プルターク英雄伝
―ギリシア・ローマの波瀾万丈な英雄伝―
プルタルコス(Plutarchos)(後1~2世紀)著。
正しくは「対比列伝」(Bioi Paralleroi)。
古代ギリシア、ローマに活躍したアレキサンダー、シーザー、ブルータス等政治家、軍人50人の波瀾万丈の生涯を描いた伝記。
シェークスピア劇の題材になるなど、古くから愛読されてきた。

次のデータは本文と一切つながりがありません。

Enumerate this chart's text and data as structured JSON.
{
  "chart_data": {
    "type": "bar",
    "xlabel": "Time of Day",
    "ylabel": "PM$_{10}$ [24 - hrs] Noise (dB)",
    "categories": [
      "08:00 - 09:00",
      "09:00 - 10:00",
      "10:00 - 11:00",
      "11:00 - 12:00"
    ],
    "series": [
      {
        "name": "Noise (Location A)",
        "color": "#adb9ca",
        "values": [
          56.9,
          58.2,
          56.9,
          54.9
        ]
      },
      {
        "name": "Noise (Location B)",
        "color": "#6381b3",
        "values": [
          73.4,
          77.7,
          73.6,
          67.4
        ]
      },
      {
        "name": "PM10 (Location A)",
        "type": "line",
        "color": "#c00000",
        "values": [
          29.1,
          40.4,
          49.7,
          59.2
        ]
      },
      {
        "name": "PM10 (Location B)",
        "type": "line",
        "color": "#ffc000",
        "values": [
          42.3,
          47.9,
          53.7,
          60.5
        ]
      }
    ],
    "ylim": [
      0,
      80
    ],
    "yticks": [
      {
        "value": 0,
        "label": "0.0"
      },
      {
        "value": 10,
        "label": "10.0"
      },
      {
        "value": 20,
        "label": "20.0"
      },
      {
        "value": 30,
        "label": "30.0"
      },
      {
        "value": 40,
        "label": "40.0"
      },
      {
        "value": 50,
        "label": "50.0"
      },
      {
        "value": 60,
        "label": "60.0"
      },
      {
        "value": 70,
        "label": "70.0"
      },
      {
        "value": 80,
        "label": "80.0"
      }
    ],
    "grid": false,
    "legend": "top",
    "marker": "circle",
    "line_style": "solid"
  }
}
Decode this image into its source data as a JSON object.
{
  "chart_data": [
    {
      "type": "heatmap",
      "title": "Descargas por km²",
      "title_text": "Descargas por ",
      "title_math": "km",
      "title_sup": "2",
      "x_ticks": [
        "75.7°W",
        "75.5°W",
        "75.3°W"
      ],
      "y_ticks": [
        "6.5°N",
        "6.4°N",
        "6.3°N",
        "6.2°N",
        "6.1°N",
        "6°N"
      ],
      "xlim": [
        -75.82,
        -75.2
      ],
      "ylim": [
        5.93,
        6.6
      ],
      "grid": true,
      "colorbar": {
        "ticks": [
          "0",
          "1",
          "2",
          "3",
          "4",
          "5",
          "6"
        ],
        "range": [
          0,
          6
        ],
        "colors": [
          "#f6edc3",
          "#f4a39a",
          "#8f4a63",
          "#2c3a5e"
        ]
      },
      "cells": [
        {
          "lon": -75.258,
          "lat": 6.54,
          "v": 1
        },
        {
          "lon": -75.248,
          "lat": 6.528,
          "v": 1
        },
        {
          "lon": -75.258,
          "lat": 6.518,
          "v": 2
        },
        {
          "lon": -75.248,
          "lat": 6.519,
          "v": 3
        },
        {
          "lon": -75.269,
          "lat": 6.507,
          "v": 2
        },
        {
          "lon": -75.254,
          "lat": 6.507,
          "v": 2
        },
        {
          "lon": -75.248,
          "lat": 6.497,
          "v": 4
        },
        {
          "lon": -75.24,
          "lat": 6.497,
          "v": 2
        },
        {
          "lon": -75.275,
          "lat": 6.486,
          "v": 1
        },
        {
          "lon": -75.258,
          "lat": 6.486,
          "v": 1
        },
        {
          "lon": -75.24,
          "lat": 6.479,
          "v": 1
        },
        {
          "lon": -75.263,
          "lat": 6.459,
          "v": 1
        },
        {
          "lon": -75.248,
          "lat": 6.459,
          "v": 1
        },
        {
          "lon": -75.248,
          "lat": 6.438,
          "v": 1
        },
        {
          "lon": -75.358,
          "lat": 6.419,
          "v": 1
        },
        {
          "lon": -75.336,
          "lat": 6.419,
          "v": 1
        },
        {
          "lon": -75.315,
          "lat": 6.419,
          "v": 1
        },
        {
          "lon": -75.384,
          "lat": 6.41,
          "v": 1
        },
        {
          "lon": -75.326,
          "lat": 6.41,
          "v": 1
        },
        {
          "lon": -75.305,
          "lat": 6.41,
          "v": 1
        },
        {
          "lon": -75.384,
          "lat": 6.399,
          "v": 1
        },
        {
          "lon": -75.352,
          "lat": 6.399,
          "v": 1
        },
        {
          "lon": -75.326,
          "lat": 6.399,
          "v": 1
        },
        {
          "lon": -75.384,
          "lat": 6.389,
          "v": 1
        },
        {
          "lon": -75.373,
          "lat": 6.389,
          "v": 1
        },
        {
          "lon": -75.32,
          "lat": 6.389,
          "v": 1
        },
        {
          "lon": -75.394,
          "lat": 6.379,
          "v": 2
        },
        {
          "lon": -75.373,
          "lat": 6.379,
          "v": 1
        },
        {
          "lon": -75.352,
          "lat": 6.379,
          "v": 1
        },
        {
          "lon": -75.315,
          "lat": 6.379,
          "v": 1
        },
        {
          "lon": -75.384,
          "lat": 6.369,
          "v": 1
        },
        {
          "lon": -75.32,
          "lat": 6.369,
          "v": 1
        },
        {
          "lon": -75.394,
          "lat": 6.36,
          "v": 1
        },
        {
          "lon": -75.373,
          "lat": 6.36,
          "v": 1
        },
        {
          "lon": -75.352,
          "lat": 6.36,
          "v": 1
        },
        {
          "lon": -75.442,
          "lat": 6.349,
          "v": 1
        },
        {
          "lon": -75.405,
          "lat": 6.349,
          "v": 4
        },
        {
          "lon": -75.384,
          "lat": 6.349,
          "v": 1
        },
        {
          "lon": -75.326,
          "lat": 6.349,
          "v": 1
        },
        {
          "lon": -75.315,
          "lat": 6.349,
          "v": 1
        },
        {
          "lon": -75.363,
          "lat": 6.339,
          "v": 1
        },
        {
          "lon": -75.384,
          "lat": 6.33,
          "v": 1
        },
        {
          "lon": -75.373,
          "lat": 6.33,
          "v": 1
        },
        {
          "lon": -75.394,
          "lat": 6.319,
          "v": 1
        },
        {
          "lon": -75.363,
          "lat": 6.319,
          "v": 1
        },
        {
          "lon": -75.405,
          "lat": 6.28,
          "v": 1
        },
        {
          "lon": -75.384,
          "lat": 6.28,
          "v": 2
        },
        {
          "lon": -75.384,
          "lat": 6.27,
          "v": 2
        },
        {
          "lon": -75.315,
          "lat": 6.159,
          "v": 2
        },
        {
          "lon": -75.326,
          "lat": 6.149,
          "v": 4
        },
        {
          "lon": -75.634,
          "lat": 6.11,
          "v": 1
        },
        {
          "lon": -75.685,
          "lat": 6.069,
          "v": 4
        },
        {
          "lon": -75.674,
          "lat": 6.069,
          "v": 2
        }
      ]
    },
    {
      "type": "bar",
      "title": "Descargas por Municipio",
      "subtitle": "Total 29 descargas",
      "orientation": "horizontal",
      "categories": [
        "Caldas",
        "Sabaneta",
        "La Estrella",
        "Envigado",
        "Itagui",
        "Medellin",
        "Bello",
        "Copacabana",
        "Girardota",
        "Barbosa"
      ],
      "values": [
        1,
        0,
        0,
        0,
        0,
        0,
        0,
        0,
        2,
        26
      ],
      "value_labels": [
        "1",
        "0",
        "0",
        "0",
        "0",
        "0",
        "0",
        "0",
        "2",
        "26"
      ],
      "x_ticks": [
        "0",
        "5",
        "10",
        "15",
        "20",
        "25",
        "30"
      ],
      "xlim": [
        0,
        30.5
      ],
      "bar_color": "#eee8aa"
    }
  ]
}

人生をよりよく生きるための示唆を与えてくれる名著。
貝殻追放
アリスチデスが町を歩いていると、見知らぬ一人の賤しい男が、往来で袖を引き止めてこう言った。
「旦那すまねえが、俺は字が書けねえから、ちょいと書いてくんねえか」
と、貝殻を差し出した。
「なんと書けばいいのか」
するとその男は、ぶっきら棒にこう答えるではないか。
「アリスチデス」
アリスチデスは、キッとその男の顔を見て、それから静かに聞いた。
「どうして君は、その人を追放しようと思うのか」
「なあに、別に訳はないんだけど、あんまりみんながアリスチデス、アリスチデスと、褒めるのを聞くのがうるさいからさ」
アリスチデスは苦笑して、黙って自分の名を貝殻に書いてやった。